5. Where you are restricting how much you can have in public.

The legal amount of dried cannabis an individual can possess in public is 30 grams. In other words, the equivalent of 30 grams of dried cannabis is the maximum for all kinds of cannabis.

To be clear, there are some locations where it is illegal to have cannabis in public presence. Some examples are as follows:

  •   schools
  • universities
  •  daycares

At home.

The legal limit for cannabis in its dried form in a private residence is 150 grams (see table above). The household limit of 150 grams applies whether you live in an apartment, a condo, or a house.
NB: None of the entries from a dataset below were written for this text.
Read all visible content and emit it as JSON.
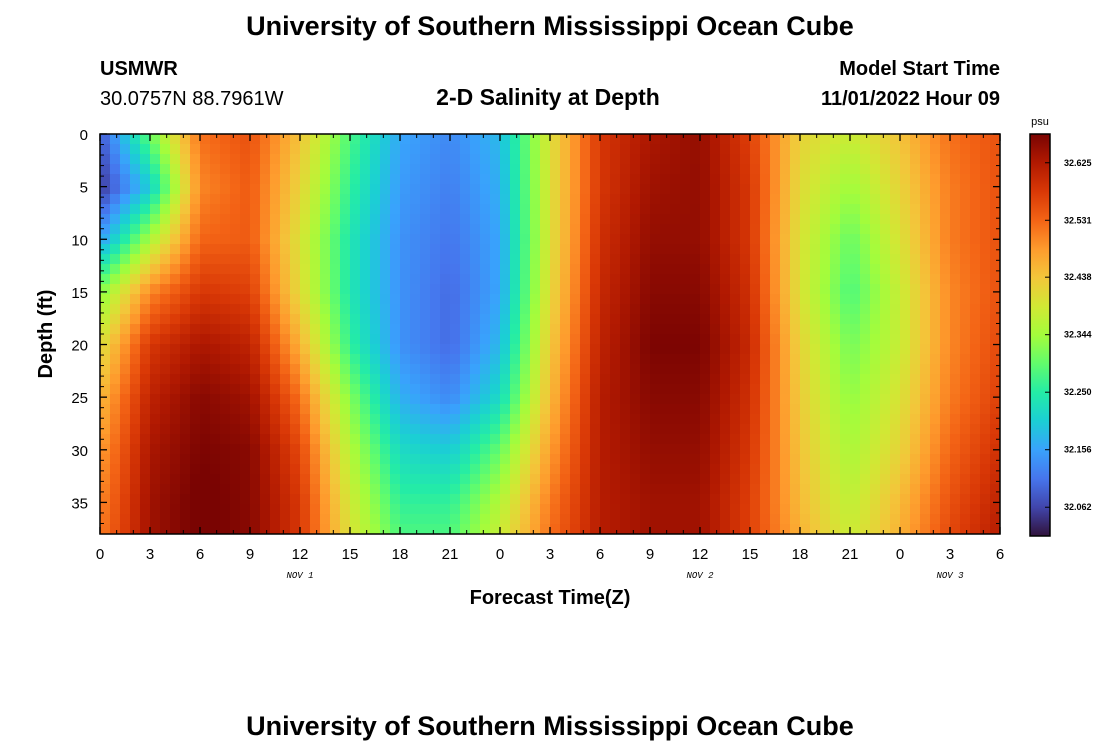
{
  "page": {
    "title": "University of Southern Mississippi Ocean Cube",
    "title_bottom": "University of Southern Mississippi Ocean Cube",
    "station": "USMWR",
    "coords": "30.0757N  88.7961W",
    "subtitle": "2-D Salinity at Depth",
    "model_start_label": "Model Start Time",
    "model_start_value": "11/01/2022 Hour 09"
  },
  "chart_data": {
    "type": "heatmap",
    "xlabel": "Forecast Time(Z)",
    "ylabel": "Depth (ft)",
    "colorbar_unit": "psu",
    "x_tick_labels": [
      "0",
      "3",
      "6",
      "9",
      "12",
      "15",
      "18",
      "21",
      "0",
      "3",
      "6",
      "9",
      "12",
      "15",
      "18",
      "21",
      "0",
      "3",
      "6"
    ],
    "x_range_hours": [
      0,
      54
    ],
    "day_labels": [
      {
        "label": "NOV 1",
        "hour": 12
      },
      {
        "label": "NOV 2",
        "hour": 36
      },
      {
        "label": "NOV 3",
        "hour": 51
      }
    ],
    "y_ticks": [
      0,
      5,
      10,
      15,
      20,
      25,
      30,
      35
    ],
    "ylim": [
      0,
      38
    ],
    "colorbar_ticks": [
      32.625,
      32.531,
      32.438,
      32.344,
      32.25,
      32.156,
      32.062
    ],
    "color_range": [
      32.015,
      32.672
    ],
    "colormap": [
      "#30123b",
      "#4145ab",
      "#4675ed",
      "#39a2fc",
      "#1bcfd4",
      "#24eca6",
      "#61fc6c",
      "#a4fc3b",
      "#d1e834",
      "#f3c63a",
      "#fe9b2d",
      "#f36315",
      "#d93806",
      "#b11901",
      "#7a0402"
    ],
    "depths": [
      0,
      5,
      10,
      15,
      20,
      25,
      30,
      35,
      38
    ],
    "times": [
      0,
      3,
      6,
      9,
      12,
      15,
      18,
      21,
      24,
      27,
      30,
      33,
      36,
      39,
      42,
      45,
      48,
      51,
      54
    ],
    "salinity": [
      [
        32.08,
        32.3,
        32.52,
        32.55,
        32.44,
        32.28,
        32.16,
        32.13,
        32.18,
        32.4,
        32.58,
        32.63,
        32.65,
        32.57,
        32.42,
        32.38,
        32.44,
        32.52,
        32.55
      ],
      [
        32.05,
        32.2,
        32.5,
        32.54,
        32.42,
        32.26,
        32.15,
        32.12,
        32.17,
        32.4,
        32.58,
        32.64,
        32.65,
        32.58,
        32.41,
        32.34,
        32.42,
        32.51,
        32.55
      ],
      [
        32.15,
        32.35,
        32.53,
        32.54,
        32.4,
        32.24,
        32.14,
        32.11,
        32.16,
        32.4,
        32.59,
        32.65,
        32.65,
        32.58,
        32.4,
        32.3,
        32.4,
        32.51,
        32.55
      ],
      [
        32.32,
        32.5,
        32.58,
        32.57,
        32.41,
        32.24,
        32.14,
        32.1,
        32.16,
        32.41,
        32.6,
        32.66,
        32.66,
        32.59,
        32.4,
        32.28,
        32.38,
        32.5,
        32.55
      ],
      [
        32.4,
        32.58,
        32.63,
        32.61,
        32.46,
        32.26,
        32.14,
        32.1,
        32.18,
        32.43,
        32.61,
        32.67,
        32.67,
        32.6,
        32.42,
        32.31,
        32.38,
        32.5,
        32.56
      ],
      [
        32.45,
        32.61,
        32.66,
        32.64,
        32.52,
        32.32,
        32.17,
        32.13,
        32.22,
        32.45,
        32.62,
        32.66,
        32.66,
        32.59,
        32.43,
        32.33,
        32.4,
        32.51,
        32.57
      ],
      [
        32.48,
        32.63,
        32.67,
        32.66,
        32.56,
        32.36,
        32.22,
        32.2,
        32.3,
        32.48,
        32.62,
        32.65,
        32.65,
        32.58,
        32.44,
        32.35,
        32.42,
        32.53,
        32.59
      ],
      [
        32.5,
        32.64,
        32.68,
        32.66,
        32.58,
        32.39,
        32.26,
        32.26,
        32.36,
        32.51,
        32.62,
        32.64,
        32.64,
        32.57,
        32.45,
        32.37,
        32.45,
        32.55,
        32.61
      ],
      [
        32.51,
        32.64,
        32.68,
        32.66,
        32.58,
        32.4,
        32.28,
        32.28,
        32.38,
        32.52,
        32.62,
        32.64,
        32.64,
        32.57,
        32.46,
        32.38,
        32.46,
        32.56,
        32.62
      ]
    ]
  }
}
This means that the 150-gram limit must be split among roommates.

Did you know? You can also buy cannabis seeds for sale online and grow your own weed plant. However, always remember there is a max amount on how much you can grow.

6.   You can’t grow cannabis at home in Quebec.

Up to four cannabis plants are permitted in some provinces. The province of Quebec has decided to outlaw the cultivation of cannabis by its residents. This means that carrying any plant could result in a monetary penalty.

7.   You can’t cons cannabis use illegal and drive.

Driving under the influence is illegal. If the level of THC (the psychoactive component in cannabis) in your blood is above the legal limit, you will be arrested and charged with a felony. The amount of THC in your system determines the severity of the offense. Check out our piece on drunk driving for additional info.

A “zero-tolerance” policy will soon be implemented in Quebec. This means you cannot legally operate a motor vehicle while under the influence of cannabis. You won’t face criminal charges, but you might have to pay a fine and forfeit some points if caught. In addition, for the next 90 days, your driving privileges will be revoked. This zero-tolerance policy isn’t in place now, but it will be soon.